There are also new Chinese and Indian vaccine manufacturers that are producing vaccines. Berkley is keen to point out that Gavi started in 2000 by negotiating with five suppliers, all in the developed world. Industry consolidation squeezed that further. Now, however, 16 suppliers feed Gavi stocks, and the majority of those are in developing countries.
“What I think is greatly needed is a comprehensive study of the barriers to new vaccine development and introduction,” says former US National Vaccine Program head Walter Orenstein, who is now associate director at the Emory Vaccine Center. He cites a call this summer in the New England Journal of Medicine by Plotkin, Princeton University molecular biology and infectious disease expert Adel Mahmoud, and Jeremy Farrar, director of the UK’s Wellcome Trust, for a $2 billion global vaccine development fund to fill the gaps left by market inefficiency and public-sector inability or unwillingness to go further in targeting vaccines for infectious diseases.

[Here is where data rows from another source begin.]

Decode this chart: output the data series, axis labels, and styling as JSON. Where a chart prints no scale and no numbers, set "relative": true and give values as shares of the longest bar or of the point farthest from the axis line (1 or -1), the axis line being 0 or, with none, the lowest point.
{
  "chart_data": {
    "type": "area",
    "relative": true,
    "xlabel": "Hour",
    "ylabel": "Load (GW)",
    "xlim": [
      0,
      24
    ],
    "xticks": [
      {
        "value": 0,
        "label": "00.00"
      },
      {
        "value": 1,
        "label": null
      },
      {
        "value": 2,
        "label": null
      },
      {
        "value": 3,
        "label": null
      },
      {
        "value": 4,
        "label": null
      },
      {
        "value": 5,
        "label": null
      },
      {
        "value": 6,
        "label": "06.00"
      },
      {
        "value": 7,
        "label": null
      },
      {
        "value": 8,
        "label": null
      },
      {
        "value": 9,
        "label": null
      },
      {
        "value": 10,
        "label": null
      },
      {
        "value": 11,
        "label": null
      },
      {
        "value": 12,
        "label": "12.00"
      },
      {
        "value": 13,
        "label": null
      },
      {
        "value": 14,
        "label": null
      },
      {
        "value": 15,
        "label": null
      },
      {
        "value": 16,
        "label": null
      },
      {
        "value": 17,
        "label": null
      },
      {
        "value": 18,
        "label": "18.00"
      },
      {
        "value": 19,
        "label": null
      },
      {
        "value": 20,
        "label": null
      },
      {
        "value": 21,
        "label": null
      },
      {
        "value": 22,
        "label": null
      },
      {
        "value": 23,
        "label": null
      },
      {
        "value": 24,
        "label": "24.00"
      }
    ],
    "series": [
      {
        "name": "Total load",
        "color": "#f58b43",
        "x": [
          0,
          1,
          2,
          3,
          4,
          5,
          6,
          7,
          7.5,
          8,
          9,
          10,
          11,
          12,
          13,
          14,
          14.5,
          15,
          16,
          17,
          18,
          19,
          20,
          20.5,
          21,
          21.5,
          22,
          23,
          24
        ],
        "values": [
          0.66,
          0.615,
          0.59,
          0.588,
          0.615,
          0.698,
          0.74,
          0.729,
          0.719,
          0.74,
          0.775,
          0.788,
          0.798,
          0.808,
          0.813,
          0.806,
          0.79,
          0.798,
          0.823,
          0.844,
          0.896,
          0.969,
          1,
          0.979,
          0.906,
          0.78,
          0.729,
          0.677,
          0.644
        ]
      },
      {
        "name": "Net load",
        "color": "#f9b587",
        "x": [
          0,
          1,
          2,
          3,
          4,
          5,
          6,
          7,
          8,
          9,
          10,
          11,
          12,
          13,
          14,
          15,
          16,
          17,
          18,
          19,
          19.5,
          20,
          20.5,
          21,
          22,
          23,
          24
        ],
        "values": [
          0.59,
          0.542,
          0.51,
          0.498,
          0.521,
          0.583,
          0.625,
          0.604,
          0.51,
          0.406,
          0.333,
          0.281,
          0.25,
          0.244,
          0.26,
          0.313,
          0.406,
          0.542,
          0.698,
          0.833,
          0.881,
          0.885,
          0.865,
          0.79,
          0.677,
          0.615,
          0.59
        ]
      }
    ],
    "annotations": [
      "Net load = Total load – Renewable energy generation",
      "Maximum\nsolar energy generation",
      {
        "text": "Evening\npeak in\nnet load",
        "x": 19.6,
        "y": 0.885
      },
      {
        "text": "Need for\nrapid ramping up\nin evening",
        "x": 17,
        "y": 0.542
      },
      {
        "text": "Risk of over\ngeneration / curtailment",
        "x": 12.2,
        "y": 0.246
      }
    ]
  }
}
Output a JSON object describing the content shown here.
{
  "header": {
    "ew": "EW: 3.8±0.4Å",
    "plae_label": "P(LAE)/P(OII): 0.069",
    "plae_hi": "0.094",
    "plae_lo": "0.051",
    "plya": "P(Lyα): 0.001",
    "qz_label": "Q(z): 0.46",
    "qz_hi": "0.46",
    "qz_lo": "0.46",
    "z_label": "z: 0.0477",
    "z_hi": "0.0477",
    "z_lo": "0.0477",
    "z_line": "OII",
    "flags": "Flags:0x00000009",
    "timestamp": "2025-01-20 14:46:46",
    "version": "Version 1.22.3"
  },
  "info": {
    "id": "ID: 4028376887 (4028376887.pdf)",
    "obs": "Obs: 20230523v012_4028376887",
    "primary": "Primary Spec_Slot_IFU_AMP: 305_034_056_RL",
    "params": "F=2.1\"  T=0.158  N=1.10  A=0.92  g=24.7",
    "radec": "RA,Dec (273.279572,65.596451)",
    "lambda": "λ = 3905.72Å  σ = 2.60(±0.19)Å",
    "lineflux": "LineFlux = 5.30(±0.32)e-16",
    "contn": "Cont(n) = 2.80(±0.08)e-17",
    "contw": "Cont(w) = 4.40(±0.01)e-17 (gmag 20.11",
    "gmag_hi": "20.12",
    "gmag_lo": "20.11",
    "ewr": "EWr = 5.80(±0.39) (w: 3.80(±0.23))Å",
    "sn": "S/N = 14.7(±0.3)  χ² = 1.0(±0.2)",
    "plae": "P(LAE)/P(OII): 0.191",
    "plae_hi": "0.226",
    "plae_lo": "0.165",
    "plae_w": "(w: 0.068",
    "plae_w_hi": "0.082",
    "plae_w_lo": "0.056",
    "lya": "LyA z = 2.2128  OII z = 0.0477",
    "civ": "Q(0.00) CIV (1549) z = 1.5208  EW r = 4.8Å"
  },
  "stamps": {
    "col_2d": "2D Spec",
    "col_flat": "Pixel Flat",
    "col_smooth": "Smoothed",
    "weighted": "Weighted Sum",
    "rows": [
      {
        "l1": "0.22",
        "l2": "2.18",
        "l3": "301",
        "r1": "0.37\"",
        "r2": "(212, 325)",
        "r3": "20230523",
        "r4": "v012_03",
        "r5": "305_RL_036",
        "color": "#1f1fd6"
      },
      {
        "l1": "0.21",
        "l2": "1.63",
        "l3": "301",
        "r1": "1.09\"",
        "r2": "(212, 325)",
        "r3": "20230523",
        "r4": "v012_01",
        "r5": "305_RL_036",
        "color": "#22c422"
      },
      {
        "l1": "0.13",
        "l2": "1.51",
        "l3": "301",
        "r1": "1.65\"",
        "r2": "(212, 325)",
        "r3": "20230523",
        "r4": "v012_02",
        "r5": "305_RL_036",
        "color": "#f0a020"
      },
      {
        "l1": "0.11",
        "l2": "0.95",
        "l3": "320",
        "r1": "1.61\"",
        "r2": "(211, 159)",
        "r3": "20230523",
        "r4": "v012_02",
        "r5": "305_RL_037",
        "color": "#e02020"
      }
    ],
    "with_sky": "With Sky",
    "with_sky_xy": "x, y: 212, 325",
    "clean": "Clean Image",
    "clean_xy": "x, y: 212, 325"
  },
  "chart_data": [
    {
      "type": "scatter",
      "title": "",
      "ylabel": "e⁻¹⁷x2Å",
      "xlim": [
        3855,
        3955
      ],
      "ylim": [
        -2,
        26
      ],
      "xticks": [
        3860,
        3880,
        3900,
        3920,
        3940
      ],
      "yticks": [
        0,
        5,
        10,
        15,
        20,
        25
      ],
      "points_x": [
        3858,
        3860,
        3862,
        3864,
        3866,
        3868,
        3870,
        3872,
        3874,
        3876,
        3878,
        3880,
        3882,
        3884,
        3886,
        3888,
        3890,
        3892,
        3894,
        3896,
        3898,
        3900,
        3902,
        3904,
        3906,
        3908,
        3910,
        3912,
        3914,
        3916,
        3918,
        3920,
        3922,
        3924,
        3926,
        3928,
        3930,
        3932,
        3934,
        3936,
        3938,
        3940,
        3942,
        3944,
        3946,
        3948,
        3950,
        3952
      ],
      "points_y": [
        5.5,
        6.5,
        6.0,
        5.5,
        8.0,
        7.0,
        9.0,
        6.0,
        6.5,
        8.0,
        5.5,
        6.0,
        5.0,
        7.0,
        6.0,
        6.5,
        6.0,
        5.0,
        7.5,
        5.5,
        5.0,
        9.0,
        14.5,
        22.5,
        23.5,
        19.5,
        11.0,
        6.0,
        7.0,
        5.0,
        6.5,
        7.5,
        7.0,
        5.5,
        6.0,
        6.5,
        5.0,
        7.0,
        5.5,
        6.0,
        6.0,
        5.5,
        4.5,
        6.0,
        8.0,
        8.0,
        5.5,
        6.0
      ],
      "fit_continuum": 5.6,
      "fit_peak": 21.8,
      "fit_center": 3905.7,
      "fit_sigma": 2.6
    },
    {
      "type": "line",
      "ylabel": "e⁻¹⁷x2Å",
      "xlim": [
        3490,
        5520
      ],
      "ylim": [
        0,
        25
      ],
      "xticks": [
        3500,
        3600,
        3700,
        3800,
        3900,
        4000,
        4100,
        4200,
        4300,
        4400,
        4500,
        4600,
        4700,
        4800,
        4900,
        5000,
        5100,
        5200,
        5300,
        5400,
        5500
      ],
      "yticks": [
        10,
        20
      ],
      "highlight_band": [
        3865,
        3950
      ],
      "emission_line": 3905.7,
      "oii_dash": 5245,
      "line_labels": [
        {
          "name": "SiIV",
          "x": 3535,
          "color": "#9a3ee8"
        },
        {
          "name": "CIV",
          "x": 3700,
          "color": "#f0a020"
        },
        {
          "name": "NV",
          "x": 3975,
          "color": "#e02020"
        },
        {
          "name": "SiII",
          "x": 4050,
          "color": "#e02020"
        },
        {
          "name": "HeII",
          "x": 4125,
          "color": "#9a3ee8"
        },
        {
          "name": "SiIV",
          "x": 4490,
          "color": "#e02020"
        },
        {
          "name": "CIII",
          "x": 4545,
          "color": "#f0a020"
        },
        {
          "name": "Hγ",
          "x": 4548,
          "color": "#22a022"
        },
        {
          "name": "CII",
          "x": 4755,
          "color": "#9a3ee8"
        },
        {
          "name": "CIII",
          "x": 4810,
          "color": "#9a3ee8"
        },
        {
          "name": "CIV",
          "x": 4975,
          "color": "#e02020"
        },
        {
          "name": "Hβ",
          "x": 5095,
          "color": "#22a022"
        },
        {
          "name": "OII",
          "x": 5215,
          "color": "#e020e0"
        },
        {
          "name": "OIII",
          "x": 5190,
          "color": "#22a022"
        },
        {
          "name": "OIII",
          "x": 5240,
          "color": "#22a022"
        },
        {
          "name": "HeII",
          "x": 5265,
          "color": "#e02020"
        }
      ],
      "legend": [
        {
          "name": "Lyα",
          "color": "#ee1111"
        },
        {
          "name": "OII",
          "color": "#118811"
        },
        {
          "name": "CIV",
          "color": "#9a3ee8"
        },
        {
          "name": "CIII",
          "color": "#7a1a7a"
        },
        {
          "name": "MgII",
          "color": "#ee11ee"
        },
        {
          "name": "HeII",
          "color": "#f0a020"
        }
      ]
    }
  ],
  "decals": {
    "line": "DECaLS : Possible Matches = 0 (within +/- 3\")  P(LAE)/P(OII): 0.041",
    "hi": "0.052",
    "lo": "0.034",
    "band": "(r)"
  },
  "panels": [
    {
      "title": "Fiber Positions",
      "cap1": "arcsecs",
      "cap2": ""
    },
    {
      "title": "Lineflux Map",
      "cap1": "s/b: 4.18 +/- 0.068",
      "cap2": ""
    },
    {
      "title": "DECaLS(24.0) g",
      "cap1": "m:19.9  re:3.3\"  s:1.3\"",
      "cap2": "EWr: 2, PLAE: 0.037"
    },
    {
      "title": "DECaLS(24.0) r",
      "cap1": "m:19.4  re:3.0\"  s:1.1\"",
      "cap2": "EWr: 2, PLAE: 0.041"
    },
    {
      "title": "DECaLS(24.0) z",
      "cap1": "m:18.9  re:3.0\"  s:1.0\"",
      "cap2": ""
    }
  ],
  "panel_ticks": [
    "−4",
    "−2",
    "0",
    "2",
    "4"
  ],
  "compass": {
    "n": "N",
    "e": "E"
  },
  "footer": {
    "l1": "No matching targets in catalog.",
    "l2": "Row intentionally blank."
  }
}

New partnerships could change the economics of vaccines even further. Over the last 10 years, the international non-profit organization PATH worked to hasten the delivery of a vaccine for Japanese encephalitis (JE). The organization also identified a Chinese vaccine supplier and worked with the WHO to advance the vaccine through clinical trials. PATH then bargained with the supplier to secure an affordable public-sector price.
On April 1, the southeastern Asian country Laos began an immunization program for JE with support from Gavi, UNICEF, the Bill & Melinda Gates Foundation, and PATH. The Chengdu Institute of Biological Products will supply the vaccine, marking the first time Gavi provided funding to a country to use a Chinese-manufactured vaccine.
Chengdu’s price for its Japanese encephalitis vaccine for Gavi is 42 cents. That makes it cheaper than an American postage stamp.
Michael Dumiak reports on global science, technology, and public health and is based in Berlin.